Sou alguém que se foi fazendo
pelo contacto com a diferença. Já cruzei as areias do Sinai numa caravana de muçulmanos que
paravam para orar, coabitei com beduínos em cavernas da Jordânia, foi com
tuaregues que conheci o Saara, assisti aos “pagos a la tierra” dos camponeses
andinos, um balobeiro da Guiné Bissau leu o meu futuro nas entranhas
duma galinha acabada de matar. Em Israel e na Palestina, tive a oportunidade de
conhecer o ponto de vista de uns e de outros, entrando nas respetivas casas,
tomando em família cafés árabes e chás verdes com menta, assim como estive em
casa de árabes cristãos. Já entrei em sinagogas, mesquitas, igrejas cristãs, e
até já fui capaz de levar uma amiga estrangeira a visitar Fátima.
Também já passei por diversas comunidades
campesinas da América Latina e na amazónia coabitei com nativos Yaguas,
Ashanincas, Machiguengas e Awajun, entre outros. Os deuses não
estavam ausentes e aos deuses se orava, cada um à sua maneira.
Eu não, que não tenho Deus a Quem
reze. Considero-me um descendente do racionalismo iluminista, com os toques
sociais que lhe deram Proudhon, Bakounine e, em certa medida, Marx. Sou
comunitarista no que respeita à teoria da organização e social-democrata na
ideologia. Não acredito na revolução, prefiro a reforma, que vai mais lenta mas
mais longe. Também tenho em mim todas as crises da modernidade e da
pós-modernidade, que me transformam num caldeirão de ideias e conceitos por
vezes difíceis de conciliar. Talvez tenha sido essa necessidade de conciliar os
meus eus, que me fez aprender a respeitar o outro, independentemente de
qualquer conceito, apenas porque é.
Se houve algo que aprendi na
profusão de culturas com que me cruzei, foi que todos podemos conviver. Aprendi
que os desejos de paz professados por alguns betinhos urbanos, não se fazem com
proclamações, mas ali, no terreno, sendo capaz de transformar a diferença em
aceitação e a aceitação em enriquecimento cultural mútuo.

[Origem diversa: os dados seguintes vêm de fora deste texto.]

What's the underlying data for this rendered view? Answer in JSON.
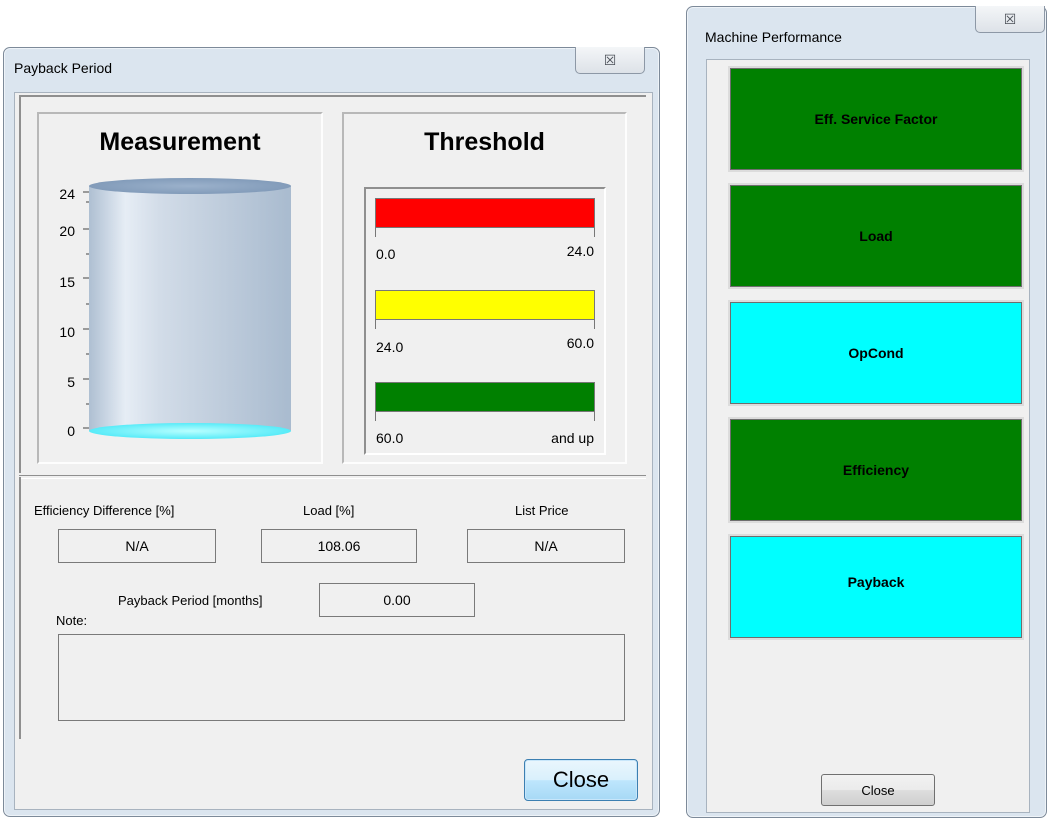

Essencial é respeitar, essencial
é não colocar o fundamentalismo filosófico ou religioso à frente da
antropologia.
O desrespeito pela idiossincrasia,
pelas crenças alheias, é o ponto de partida para a intolerância. Alguns somos
incapazes de aceitar o outro, porque ele é o desconhecido, porque ele é visto
como ameaça. É isso que torna qualquer atitude discriminatória numa postura
profundamente provinciana, típica de quem não tem mundo, típica de quem não
aprendeu a importância de aceitar e de respeitar.

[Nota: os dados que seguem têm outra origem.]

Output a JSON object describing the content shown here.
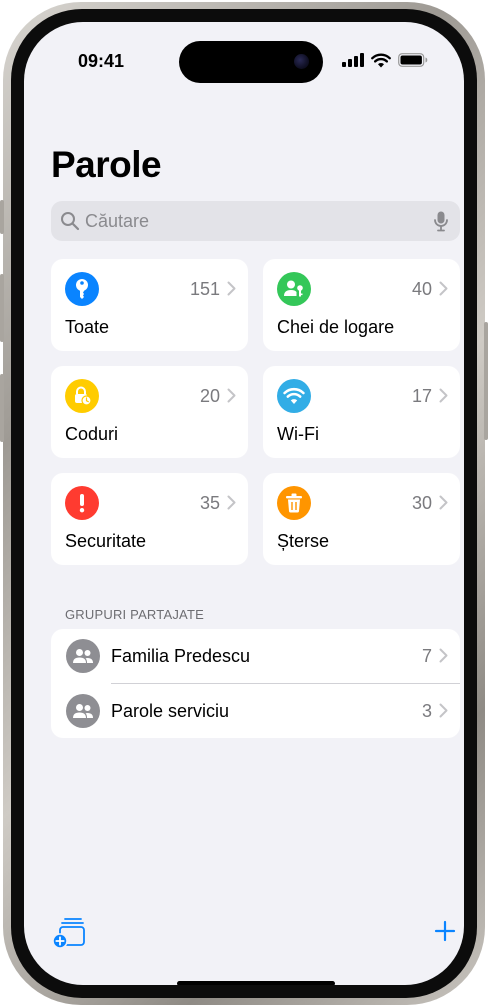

O cartaz dos dois pais de Cristo resume
essa atitude numa só imagem e em meia dúzia de palavras. Não nego o direito que
têm a fazê-lo e até a ir muito mais longe, já disse que sou filho do iluminismo
(terei dois pais, também…) e tenho a liberdade de expressão entre os meus
valores supremos.
Reconhecendo que se trata dum ato
em si mesmo legítimo, não me nego o mesmo direito: Concluir e dizer que há
alguns betinhos urbanos que melhor estariam a ganhar mundo, concluir e dizer que
há certos provincianos que gostam de proclamar paz mas que se comportam como
quem gosta de guerra, concluir e dizer, enfim, que há uma grande diferença
entre a ideal tolerância que alguns professam e a atitude com que se consubstanciam.
E aí está, como um cartaz
pretensamente feito para combater a intolerância, se torna num caso de estudo
de intolerância. Entre os que pensam diferente, ainda ninguém foi tão longe, mas estes são tão
básicos como esses outros, os que dizem “paneleiros”.